When Patrick finds something unexpected inside his cadaver, he suspects that Number 19—the cadavers are assigned only numerical IDs—was murdered, despite the death certificate claiming natural causes. But Patrick’s attempts to prove his theory are hampered at every turn, resulting in events that threaten to grant him personal experience with the very condition he seeks to understand.
Belinda Bauer’s Rubbernecker is fast-paced and quick-witted, told from multiple points of view (one seems unnecessary, tied to an extraneous subplot). Patrick’s voice holds the most interest. He’s a curious and intelligent boy with Asperger’s syndrome, who takes everything literally and is deadly serious at all times, but is also funny and charming, albeit unintentionally.
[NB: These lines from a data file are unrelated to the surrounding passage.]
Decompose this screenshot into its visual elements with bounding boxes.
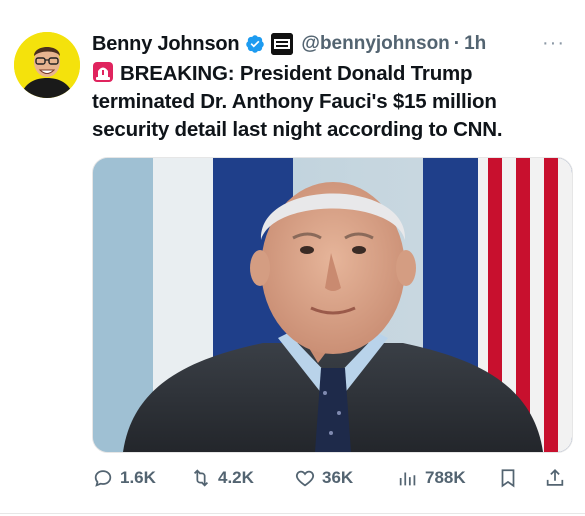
author-name[interactable]: Benny Johnson	[92, 33, 240, 56]
divider	[0, 513, 585, 514]
author-handle[interactable]: @bennyjohnson	[301, 33, 449, 55]
share-button[interactable]	[544, 467, 572, 489]
post-time[interactable]: 1h	[464, 33, 486, 55]
tweet-text-line-2: terminated Dr. Anthony Fauci's $15 milli…	[92, 90, 497, 113]
like-button[interactable]: 36K	[294, 467, 353, 489]
reply-button[interactable]: 1.6K	[92, 467, 156, 489]
bookmark-icon	[501, 469, 515, 488]
time-separator: ·	[453, 33, 461, 54]
siren-icon	[92, 61, 114, 83]
tweet-text: BREAKING: President Donald Trump termina…	[92, 60, 572, 144]
share-icon	[546, 468, 564, 486]
tweet-photo[interactable]	[92, 157, 573, 453]
action-bar: 1.6K 4.2K 36K 788K	[92, 462, 572, 494]
repost-icon	[193, 469, 209, 487]
tweet-header: Benny Johnson @bennyjohnson · 1h ···	[92, 30, 565, 58]
tweet-text-line-1: BREAKING: President Donald Trump	[120, 62, 473, 85]
bookmark-button[interactable]	[497, 467, 525, 489]
reply-count: 1.6K	[120, 468, 156, 487]
like-count: 36K	[322, 468, 354, 487]
repost-count: 4.2K	[218, 468, 254, 487]
views-button[interactable]: 788K	[397, 467, 466, 489]
affiliate-badge-icon[interactable]	[271, 33, 294, 55]
tweet-text-line-3: security detail last night according to …	[92, 118, 503, 141]
reply-icon	[94, 470, 112, 487]
repost-button[interactable]: 4.2K	[190, 467, 254, 489]
author-avatar[interactable]	[14, 32, 80, 98]
more-options-button[interactable]: ···	[542, 32, 565, 55]
views-chart-icon	[399, 472, 416, 486]
heart-icon	[295, 470, 315, 487]
verified-badge-icon[interactable]	[245, 34, 265, 54]
view-count: 788K	[425, 468, 466, 487]
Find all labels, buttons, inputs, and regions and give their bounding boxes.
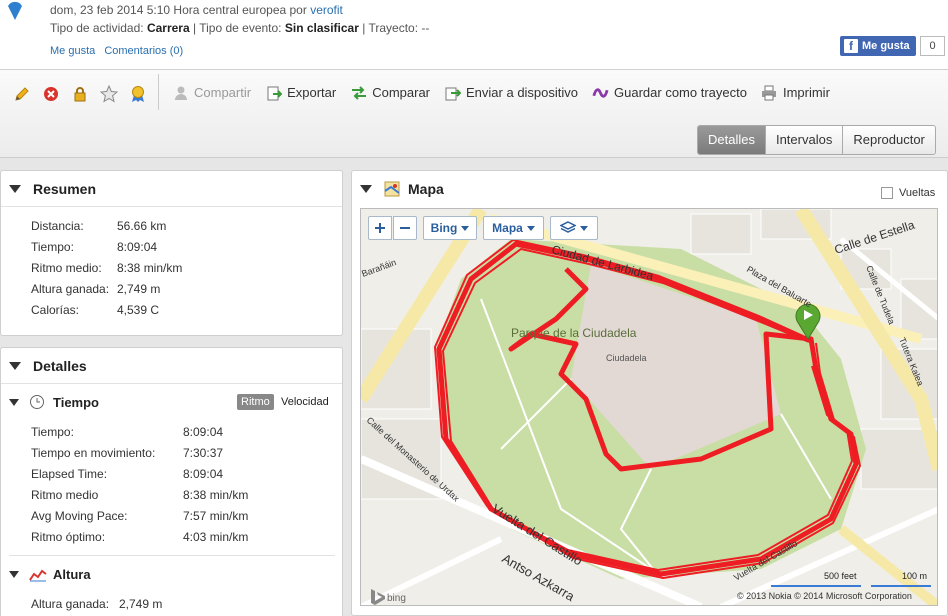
- speed-toggle[interactable]: Velocidad: [277, 394, 333, 410]
- elevation-section-header[interactable]: Altura: [9, 567, 91, 582]
- map-layers-dropdown[interactable]: [550, 216, 598, 240]
- summary-row-time: Tiempo: 8:09:04: [31, 240, 158, 254]
- collapse-triangle-icon: [360, 185, 372, 193]
- activity-header: dom, 23 feb 2014 5:10 Hora central europ…: [0, 0, 948, 70]
- zoom-in-button[interactable]: [368, 216, 392, 240]
- summary-row-calories: Calorías: 4,539 C: [31, 303, 160, 317]
- laps-checkbox[interactable]: [881, 187, 893, 199]
- send-to-device-button[interactable]: Enviar a dispositivo: [444, 84, 578, 101]
- activity-type-line: Tipo de actividad: Carrera | Tipo de eve…: [50, 21, 430, 35]
- chevron-down-icon: [461, 225, 470, 231]
- collapse-triangle-icon: [9, 571, 19, 578]
- tab-reproductor[interactable]: Reproductor: [842, 126, 935, 154]
- summary-panel: Resumen Distancia: 56.66 km Tiempo: 8:09:0…: [0, 170, 343, 336]
- summary-header[interactable]: Resumen: [1, 171, 342, 207]
- map-provider-dropdown[interactable]: Bing: [423, 216, 477, 240]
- facebook-like-count: 0: [920, 36, 945, 56]
- layers-icon: [560, 221, 576, 233]
- details-row-best-pace: Ritmo óptimo: 4:03 min/km: [31, 530, 249, 544]
- event-type-value: Sin clasificar: [284, 21, 359, 35]
- map-canvas: Parque de la Ciudadela Ciudadela Calle d…: [361, 209, 937, 605]
- route-squiggle-icon: [592, 84, 609, 101]
- export-icon: [265, 84, 282, 101]
- save-as-route-button[interactable]: Guardar como trayecto: [592, 84, 747, 101]
- collapse-triangle-icon: [9, 361, 21, 370]
- svg-text:bing: bing: [387, 593, 406, 604]
- details-header[interactable]: Detalles: [1, 348, 342, 384]
- summary-row-distance: Distancia: 56.66 km: [31, 219, 167, 233]
- details-row-elapsed-time: Elapsed Time: 8:09:04: [31, 467, 224, 481]
- chevron-down-icon: [526, 225, 535, 231]
- park-label: Parque de la Ciudadela: [511, 326, 637, 340]
- elevation-chart-icon: [29, 569, 47, 581]
- like-link[interactable]: Me gusta: [50, 45, 95, 57]
- summary-row-avg-pace: Ritmo medio: 8:38 min/km: [31, 261, 183, 275]
- minus-icon: [400, 227, 410, 229]
- printer-icon: [761, 84, 778, 101]
- comments-link[interactable]: Comentarios (0): [104, 45, 183, 57]
- collapse-triangle-icon: [9, 184, 21, 193]
- svg-text:500 feet: 500 feet: [824, 571, 857, 581]
- map-header[interactable]: Mapa: [352, 171, 947, 207]
- favorite-star-icon[interactable]: [99, 84, 119, 104]
- map-icon: [384, 181, 400, 197]
- tab-intervalos[interactable]: Intervalos: [764, 126, 843, 154]
- plus-icon: [375, 223, 385, 233]
- delete-icon[interactable]: [41, 84, 61, 104]
- facebook-icon: f: [844, 39, 858, 53]
- edit-pencil-icon[interactable]: [12, 84, 32, 104]
- send-device-icon: [444, 84, 461, 101]
- activity-datetime: dom, 23 feb 2014 5:10 Hora central europ…: [50, 3, 343, 17]
- time-section-header[interactable]: Tiempo: [9, 394, 99, 410]
- section-divider: [9, 555, 335, 556]
- tab-detalles[interactable]: Detalles: [698, 126, 765, 154]
- chevron-down-icon: [580, 225, 588, 231]
- lock-icon[interactable]: [70, 84, 90, 104]
- share-button[interactable]: Compartir: [172, 84, 251, 101]
- collapse-triangle-icon: [9, 398, 19, 406]
- location-pin-icon: [8, 1, 22, 20]
- citadel-label: Ciudadela: [606, 353, 647, 363]
- author-link[interactable]: verofit: [310, 3, 343, 17]
- badge-award-icon[interactable]: [128, 84, 148, 104]
- share-person-icon: [172, 84, 189, 101]
- map-type-dropdown[interactable]: Mapa: [483, 216, 544, 240]
- details-row-elevation-gain: Altura ganada: 2,749 m: [31, 597, 163, 611]
- social-links: Me gusta Comentarios (0): [50, 45, 189, 57]
- view-tabs: Detalles Intervalos Reproductor: [697, 125, 936, 155]
- details-row-avg-moving-pace: Avg Moving Pace: 7:57 min/km: [31, 509, 249, 523]
- details-row-moving-time: Tiempo en movimiento: 7:30:37: [31, 446, 224, 460]
- facebook-like-button[interactable]: f Me gusta: [840, 36, 916, 56]
- activity-type-value: Carrera: [146, 21, 190, 35]
- pace-toggle[interactable]: Ritmo: [237, 394, 274, 410]
- toolbar-separator: [158, 74, 159, 110]
- details-row-time: Tiempo: 8:09:04: [31, 425, 224, 439]
- zoom-out-button[interactable]: [393, 216, 417, 240]
- laps-checkbox-row: Vueltas: [881, 187, 935, 199]
- export-button[interactable]: Exportar: [265, 84, 336, 101]
- summary-row-elevation: Altura ganada: 2,749 m: [31, 282, 161, 296]
- compare-arrows-icon: [350, 84, 367, 101]
- clock-icon: [30, 395, 44, 409]
- map-attribution: © 2013 Nokia © 2014 Microsoft Corporatio…: [737, 591, 912, 601]
- print-button[interactable]: Imprimir: [761, 84, 830, 101]
- svg-text:100 m: 100 m: [902, 571, 927, 581]
- route-map[interactable]: Parque de la Ciudadela Ciudadela Calle d…: [360, 208, 938, 606]
- details-row-avg-pace: Ritmo medio 8:38 min/km: [31, 488, 249, 502]
- compare-button[interactable]: Comparar: [350, 84, 430, 101]
- details-panel: Detalles Tiempo Ritmo Velocidad Tiempo: 8…: [0, 347, 343, 616]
Bauer’s (Blacklands) almost gleeful descriptions of cadaverous viscera display a macabre sense of humor that induces chuckles alongside groans of disgust. Then, with revelations that come only pages from the end, the author punches readers in the heart.
Though Rubbernecker, which was originally published in the UK, received the 2014 Theakston Old Peculier Crime Novel of the Year Award, it’s not just a mystery. It’s also a portrait of a memorable protagonist who finds a way to embrace life by confronting what lies beyond.